Melanocytes – melanin-producing cells located in the bottom layer of the skin’s epidermis. There are typically between 1000 and 2000 melanocytes per square millimeter of skin. Melanocytes comprise from 5% to 10% of the cells in the basal layer of epidermis. The difference in skin color between lightly and darkly pigmented individuals is due not to the number (quantity) of melanocytes in their skin but to the melanocytes’ level of activity (quantity and relative amounts of eumelanin and pheomelanin.)

Melanogenesis – a biological process that allows melanocytes to produce melanin. This process leads to a long-lasting tan, in contrast to the tan that originates from oxidation of already-existing melanin.

Direct DNA Damage

Direct DNA Damage

Direct DNA damage: The UV-photon is directly absorbed by the DNA (left). One of the possible reactions from the excited state is the formation of a thymine-thymine cyclobutane dimer (right). The direct DNA damage leads to sunburn, causing an increase in melanin production, thereby leading to a long-lasting tan. However, it is responsible for only 8% of all melanoma.

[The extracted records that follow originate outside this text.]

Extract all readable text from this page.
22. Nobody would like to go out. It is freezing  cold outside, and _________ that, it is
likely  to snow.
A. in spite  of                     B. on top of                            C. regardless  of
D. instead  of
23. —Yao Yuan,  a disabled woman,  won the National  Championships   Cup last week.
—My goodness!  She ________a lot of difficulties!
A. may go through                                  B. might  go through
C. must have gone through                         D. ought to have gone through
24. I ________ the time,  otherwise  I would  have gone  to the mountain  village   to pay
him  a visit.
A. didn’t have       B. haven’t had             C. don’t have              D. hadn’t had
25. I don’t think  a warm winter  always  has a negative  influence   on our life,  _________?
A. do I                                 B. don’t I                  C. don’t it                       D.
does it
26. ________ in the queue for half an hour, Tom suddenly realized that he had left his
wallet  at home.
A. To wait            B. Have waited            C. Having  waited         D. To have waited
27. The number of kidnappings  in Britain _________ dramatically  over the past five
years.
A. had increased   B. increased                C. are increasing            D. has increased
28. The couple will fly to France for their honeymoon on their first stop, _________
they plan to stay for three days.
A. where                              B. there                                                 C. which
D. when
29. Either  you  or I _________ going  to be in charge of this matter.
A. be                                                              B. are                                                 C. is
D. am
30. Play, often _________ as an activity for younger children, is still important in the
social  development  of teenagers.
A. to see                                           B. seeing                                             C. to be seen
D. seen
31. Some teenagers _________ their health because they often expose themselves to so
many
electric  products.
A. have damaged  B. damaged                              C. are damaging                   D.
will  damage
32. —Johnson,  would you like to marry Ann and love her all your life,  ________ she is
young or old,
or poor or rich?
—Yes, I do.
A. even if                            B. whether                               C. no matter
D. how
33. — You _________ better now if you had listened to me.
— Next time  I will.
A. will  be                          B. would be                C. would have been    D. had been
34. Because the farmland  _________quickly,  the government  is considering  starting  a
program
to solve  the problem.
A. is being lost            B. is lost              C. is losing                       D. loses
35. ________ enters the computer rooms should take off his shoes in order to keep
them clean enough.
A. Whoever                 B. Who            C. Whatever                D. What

Due to the excellent photochemical properties of DNA, this nature-made molecule is damaged only by a tiny fraction of the absorbed photons. DNA transforms more than 99.9% of the photons into harmless heat. (But the damage from the remaining < 0.1% of the photons is still enough to cause sunburn).

Photoprotection – a group of mechanisms that nature has developed to minimize the damage that the human body suffers when exposed to UV radiation.

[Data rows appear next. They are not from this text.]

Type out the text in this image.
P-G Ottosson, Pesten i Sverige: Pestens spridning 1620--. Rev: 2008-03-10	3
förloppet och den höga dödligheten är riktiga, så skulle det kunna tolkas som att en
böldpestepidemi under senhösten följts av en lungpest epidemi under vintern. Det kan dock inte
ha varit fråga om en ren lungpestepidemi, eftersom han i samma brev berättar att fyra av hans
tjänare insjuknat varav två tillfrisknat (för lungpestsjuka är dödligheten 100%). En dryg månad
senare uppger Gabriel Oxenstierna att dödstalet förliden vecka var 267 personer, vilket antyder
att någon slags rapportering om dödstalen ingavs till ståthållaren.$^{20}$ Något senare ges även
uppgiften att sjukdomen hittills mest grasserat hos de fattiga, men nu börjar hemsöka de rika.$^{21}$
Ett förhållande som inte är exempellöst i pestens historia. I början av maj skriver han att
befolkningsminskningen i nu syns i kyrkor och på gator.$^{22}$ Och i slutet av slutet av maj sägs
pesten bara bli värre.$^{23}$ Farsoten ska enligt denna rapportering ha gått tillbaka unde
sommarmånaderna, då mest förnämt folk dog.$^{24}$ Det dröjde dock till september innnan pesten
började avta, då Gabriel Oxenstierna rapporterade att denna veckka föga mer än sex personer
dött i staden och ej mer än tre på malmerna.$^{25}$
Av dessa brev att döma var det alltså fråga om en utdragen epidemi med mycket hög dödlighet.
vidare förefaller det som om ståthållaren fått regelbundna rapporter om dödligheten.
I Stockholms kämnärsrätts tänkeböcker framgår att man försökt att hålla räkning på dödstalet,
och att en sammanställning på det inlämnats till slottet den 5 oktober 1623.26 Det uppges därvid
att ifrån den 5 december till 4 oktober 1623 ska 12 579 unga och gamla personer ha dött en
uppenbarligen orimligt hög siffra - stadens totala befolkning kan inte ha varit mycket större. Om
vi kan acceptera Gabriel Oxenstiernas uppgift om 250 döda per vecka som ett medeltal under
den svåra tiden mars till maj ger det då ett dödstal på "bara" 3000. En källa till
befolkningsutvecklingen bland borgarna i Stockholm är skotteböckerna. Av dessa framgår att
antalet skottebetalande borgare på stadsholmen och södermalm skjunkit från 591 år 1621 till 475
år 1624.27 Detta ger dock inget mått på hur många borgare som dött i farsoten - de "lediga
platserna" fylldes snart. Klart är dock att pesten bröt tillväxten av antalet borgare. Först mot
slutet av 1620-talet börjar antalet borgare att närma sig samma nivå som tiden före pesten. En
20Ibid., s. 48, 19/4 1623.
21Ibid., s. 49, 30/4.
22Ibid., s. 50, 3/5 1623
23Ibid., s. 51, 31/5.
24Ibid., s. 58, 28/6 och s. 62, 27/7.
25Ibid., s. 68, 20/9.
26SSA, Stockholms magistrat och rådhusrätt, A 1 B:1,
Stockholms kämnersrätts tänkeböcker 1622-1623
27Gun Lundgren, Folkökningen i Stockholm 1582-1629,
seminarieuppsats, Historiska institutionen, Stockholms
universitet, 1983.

Photoprotection of the human skin is achieved by extremely efficient internal conversion of DNA, proteins and melanin. Internal conversion is a photochemical process that converts the energy of the UV photon into small amounts of heat. This small amount of heat is harmless. If the energy of the UV photon were not transformed into heat, then it would lead to the generation of free radicals or other harmful reactive chemical species (e.g. singlet oxygen, or hydroxyl radical).

In DNA this photoprotective mechanism evolved four billion years ago at the dawn of life. The purpose of this extremely efficient photoprotective mechanism is to prevent direct DNA damage and indirect DNA damage. The ultrafast internal conversion of DNA reduces the excited state lifetime of DNA to only a few femtoseconds (10-15s)—this way the excited DNA has not enough time to react with other molecules.

So why do so many scientists now believe sunscreens actually cause cancer? The answer is in the chemicals present in all sunscreens. Apparenlty, these chemicals stimulate free radical formation that actually causes the most severe forms of skin cancers, the malignant melanomas. And that’s not a good thing.

So, what does all this information tell us? Basically, that skin darkening (if done carefully so as to avoid sunburns and free radical formation) is an effective and healthy way to prolong our time in the sun. And that’s probably why mankind has survived the perils of sunlight without the use of sunscreens for so many millennia. Goodbye sunscreens!